Ling smiled. “Surprised? Exodus’s reason for being is to fight for those who can’t fight for themselves, to avenge those that the world has forgotten, and speak for those who have been silenced. Look around you. The world teeters on the brink of the abyss; civilization dangles by a thread. On every corner of the earth there is oppression, injustice, slavery, and tyranny. In far too many places freedom is being stamped out under a jackboot. In other places, people are slaughtered wholesale for being the wrong race or religion. Meanwhile the so-called civilized world blithely ignores these horrors so long as they don’t interrupt the latest reality-television program.”

I was taken aback. Ling was one of the most reserved people I’d ever met.
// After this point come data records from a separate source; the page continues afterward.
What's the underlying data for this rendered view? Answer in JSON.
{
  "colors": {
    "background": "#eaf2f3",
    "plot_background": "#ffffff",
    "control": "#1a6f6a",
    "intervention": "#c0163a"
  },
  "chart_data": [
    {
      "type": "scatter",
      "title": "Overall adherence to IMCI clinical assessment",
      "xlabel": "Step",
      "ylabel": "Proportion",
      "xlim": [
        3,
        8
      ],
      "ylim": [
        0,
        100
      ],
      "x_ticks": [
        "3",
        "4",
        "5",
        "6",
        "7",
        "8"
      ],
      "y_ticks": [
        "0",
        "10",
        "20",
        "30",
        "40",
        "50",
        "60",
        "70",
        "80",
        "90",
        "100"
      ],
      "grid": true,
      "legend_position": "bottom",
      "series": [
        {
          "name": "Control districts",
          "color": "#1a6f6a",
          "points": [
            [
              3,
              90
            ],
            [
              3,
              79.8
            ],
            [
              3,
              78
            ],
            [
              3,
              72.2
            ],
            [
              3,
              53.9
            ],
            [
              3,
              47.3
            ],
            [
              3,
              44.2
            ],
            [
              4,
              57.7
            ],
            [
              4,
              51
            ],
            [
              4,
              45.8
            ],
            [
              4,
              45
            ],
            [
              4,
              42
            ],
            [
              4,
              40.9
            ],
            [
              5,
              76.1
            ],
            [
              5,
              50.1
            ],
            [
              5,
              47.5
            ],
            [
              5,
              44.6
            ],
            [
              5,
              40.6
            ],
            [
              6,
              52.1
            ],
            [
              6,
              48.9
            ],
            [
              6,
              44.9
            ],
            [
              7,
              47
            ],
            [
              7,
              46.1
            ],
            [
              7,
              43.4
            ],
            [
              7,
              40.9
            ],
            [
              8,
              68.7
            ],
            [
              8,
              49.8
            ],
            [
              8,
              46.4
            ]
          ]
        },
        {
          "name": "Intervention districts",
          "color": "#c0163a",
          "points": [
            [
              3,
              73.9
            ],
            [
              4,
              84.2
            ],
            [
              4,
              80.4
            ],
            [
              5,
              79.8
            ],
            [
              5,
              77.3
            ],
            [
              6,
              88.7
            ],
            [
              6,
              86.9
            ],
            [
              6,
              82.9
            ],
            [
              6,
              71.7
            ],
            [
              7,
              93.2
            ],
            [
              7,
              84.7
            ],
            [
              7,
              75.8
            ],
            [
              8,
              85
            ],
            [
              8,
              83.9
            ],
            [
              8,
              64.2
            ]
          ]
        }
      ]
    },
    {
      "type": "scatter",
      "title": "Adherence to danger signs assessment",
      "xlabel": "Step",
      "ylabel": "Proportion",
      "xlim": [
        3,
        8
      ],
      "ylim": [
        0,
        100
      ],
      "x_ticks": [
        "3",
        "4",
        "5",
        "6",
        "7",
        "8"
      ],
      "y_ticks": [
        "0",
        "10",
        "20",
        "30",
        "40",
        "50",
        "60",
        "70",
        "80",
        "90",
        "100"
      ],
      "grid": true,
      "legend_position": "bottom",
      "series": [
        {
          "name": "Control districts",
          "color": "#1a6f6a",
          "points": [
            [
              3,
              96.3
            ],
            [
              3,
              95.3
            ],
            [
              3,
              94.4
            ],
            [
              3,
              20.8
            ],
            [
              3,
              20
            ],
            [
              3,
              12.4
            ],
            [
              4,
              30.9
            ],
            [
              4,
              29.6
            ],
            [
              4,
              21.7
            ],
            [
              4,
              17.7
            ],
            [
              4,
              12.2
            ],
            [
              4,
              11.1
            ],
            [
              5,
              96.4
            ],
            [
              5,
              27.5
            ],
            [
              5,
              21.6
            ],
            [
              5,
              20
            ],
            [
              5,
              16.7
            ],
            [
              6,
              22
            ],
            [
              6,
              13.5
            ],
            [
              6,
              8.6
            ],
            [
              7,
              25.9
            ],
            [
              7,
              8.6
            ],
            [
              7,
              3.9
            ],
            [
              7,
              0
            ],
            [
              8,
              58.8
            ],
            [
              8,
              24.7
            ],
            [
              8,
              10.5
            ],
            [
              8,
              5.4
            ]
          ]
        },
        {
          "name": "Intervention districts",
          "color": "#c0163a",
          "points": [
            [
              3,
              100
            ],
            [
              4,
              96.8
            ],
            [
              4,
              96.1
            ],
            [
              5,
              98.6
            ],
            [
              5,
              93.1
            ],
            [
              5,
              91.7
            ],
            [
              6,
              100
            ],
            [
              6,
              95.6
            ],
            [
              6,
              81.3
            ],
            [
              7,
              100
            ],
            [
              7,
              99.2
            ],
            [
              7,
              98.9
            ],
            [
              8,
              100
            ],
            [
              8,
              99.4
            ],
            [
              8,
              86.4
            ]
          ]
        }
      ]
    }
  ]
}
“For six hundred years,” she continued, “Exodus has stood alone against the darkness. For six hundred years, we’ve fought for the dignity and the freedom of the individual. For generations we’ve fought, and died, for the idea that every human life has value, and that the individual is as important as the kingdom or the state. We fight for the idea that every person is accountable for his actions, no matter how powerful or exalted he may be.”